Mientras escribo estas líneas, no sé si los ex legionarios desfilarán mañana y pasado por Hospitalet y Palafolls o si la autoridad competente les impedirá echarse a la calle con el cristo a cuestas. Creo que se les ha prohibido, pero que ellos insisten en salir porque se está atentando, dicen, contra su libertad de expresión.

Si a unos señores les da por recordar sus buenos viejos tiempos en el tercio poniéndose el uniforme y sacando a pasear a Jesucristo crucificado, ¿qué más nos da a nadie?

Últimamente, la izquierda se indigna y se escandaliza mucho ante la presencia de uniformes en lugares públicos. Aún está fresca la imagen de Ada Colau diciéndoles a los militares que a ver si desalojan el Salón de la Enseñanza cuando nos topamos con esta nueva polémica de chichinabo por un quítame allá ese cristo.
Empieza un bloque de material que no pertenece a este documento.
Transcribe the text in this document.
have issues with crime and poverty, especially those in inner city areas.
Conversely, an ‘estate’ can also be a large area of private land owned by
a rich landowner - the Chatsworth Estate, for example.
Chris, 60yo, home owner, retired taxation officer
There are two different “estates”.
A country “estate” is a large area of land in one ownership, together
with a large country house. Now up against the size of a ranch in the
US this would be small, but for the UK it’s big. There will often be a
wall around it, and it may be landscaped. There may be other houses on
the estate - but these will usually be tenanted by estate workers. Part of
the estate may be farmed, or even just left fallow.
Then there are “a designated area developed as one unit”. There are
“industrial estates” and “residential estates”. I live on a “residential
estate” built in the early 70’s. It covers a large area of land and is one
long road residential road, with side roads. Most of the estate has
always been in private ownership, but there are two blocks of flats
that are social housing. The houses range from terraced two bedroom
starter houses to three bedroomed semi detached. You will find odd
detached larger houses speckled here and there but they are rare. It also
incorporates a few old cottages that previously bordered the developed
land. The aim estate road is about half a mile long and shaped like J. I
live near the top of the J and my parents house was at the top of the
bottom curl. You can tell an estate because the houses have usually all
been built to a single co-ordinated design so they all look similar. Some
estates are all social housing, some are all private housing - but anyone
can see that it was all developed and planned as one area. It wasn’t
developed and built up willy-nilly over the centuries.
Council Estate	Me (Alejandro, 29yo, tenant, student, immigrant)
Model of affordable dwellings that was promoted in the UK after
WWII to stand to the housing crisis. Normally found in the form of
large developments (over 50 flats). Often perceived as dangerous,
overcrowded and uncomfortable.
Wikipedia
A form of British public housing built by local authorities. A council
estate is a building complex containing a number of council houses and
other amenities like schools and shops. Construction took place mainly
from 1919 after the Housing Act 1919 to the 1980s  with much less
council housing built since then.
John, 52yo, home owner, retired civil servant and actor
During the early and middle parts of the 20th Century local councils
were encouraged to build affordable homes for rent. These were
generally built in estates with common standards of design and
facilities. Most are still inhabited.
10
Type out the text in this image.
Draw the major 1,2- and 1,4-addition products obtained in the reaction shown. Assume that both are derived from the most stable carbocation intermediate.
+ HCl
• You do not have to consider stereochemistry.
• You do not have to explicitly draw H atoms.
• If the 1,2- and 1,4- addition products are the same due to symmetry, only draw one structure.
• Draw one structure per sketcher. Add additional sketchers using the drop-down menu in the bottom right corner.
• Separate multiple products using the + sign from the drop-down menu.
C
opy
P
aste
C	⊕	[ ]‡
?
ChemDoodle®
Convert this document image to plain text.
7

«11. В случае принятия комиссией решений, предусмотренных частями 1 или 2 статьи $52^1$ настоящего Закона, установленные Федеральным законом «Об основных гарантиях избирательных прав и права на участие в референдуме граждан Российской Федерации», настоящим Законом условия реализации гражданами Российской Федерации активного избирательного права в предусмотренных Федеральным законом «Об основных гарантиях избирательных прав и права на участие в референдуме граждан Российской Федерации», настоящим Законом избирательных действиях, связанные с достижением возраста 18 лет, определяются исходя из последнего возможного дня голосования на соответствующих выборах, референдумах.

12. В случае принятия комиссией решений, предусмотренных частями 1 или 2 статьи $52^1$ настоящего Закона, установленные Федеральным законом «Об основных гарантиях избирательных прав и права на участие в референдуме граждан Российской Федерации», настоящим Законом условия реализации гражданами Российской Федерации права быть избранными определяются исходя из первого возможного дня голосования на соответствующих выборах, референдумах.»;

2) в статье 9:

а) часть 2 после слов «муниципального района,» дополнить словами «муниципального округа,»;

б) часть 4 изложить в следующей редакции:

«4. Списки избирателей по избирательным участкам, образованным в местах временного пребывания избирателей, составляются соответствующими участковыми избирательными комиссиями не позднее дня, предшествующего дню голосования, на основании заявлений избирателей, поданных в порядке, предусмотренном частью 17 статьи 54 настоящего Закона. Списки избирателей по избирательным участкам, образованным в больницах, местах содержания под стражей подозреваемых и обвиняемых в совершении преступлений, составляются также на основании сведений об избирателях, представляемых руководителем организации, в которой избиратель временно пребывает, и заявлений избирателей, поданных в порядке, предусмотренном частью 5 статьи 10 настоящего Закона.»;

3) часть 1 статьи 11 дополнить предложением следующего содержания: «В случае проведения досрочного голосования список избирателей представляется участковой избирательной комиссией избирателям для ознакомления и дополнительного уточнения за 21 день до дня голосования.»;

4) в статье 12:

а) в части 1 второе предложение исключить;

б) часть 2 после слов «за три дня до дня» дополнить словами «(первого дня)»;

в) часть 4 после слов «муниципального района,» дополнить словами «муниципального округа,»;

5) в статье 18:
Hasta no hace mucho, el escándalo y la indignación eran patrimonio de la derecha, del oficial ultramontano, del meapilas ofendido, de la beata airada, del concejal del PP más cerril... Pero ahora parecen haber sido heredados por los curillas de la izquierda, que ven fascistas por todas partes y aquelarres de la extrema derecha por doquier, hasta en el Salón de la Enseñanza o en el desahogo de unos cuantos lejías retirados.

Vamos a ver, si a unos señores les da por recordar sus buenos viejos tiempos en el tercio poniéndose el uniforme y sacando a pasear a Jesucristo crucificado, ¿qué más nos da a nadie? Otra cosa sería que se reunieran en una taberna a cocerse y le partieran la cara a los demás parroquianos; o que emprendieran misiones de castigo en barrios llenos de magrebíes, repartiendo sopapos a troche y moche entre los infieles; o que se llegaran en masa a la plaza de Cataluña para mearse en el monumento a Macià; actividades censurables todas ellas --salvo, tal vez, la performance en el espantoso mamotreto de Subirachs--, que les llevarían ante la justicia. ¿Pero marcarse un desfilito con un cristo a cuestas? ¿Eso es grave?

¿Y si dejamos que la derecha recupere su tendencia natural a la indignación para que la izquierda esté a lo que tiene que estar?

Ya se sabe que los lejías tienen cierta fama de bestias y que hay gente que no los soporta. Su fundador, el mega tullido Millán Astray, no es alguien con el que uno se iría de copas. Y teniendo en cuenta aquella frase de su himno que asegura que nada importa su vida anterior, no debe ser fácil encontrar en sus filas a algún licenciado en Cambridge con el que comentar los sonetos más oscuros de Leopardi, ¿pero tanto incordia que saquen el cristo a pasear un rato? A mí también me molestan esos gregarios maratones que colapsan la ciudad de gente echando el bofe y al borde del ictus y me aguanto, aunque me parezcan una muestra de papanatismo colectivo.

¿Y si dejamos que la derecha recupere su tendencia natural a la indignación para que la izquierda esté a lo que tiene que estar? ¿O es que el posturismo progre da votos?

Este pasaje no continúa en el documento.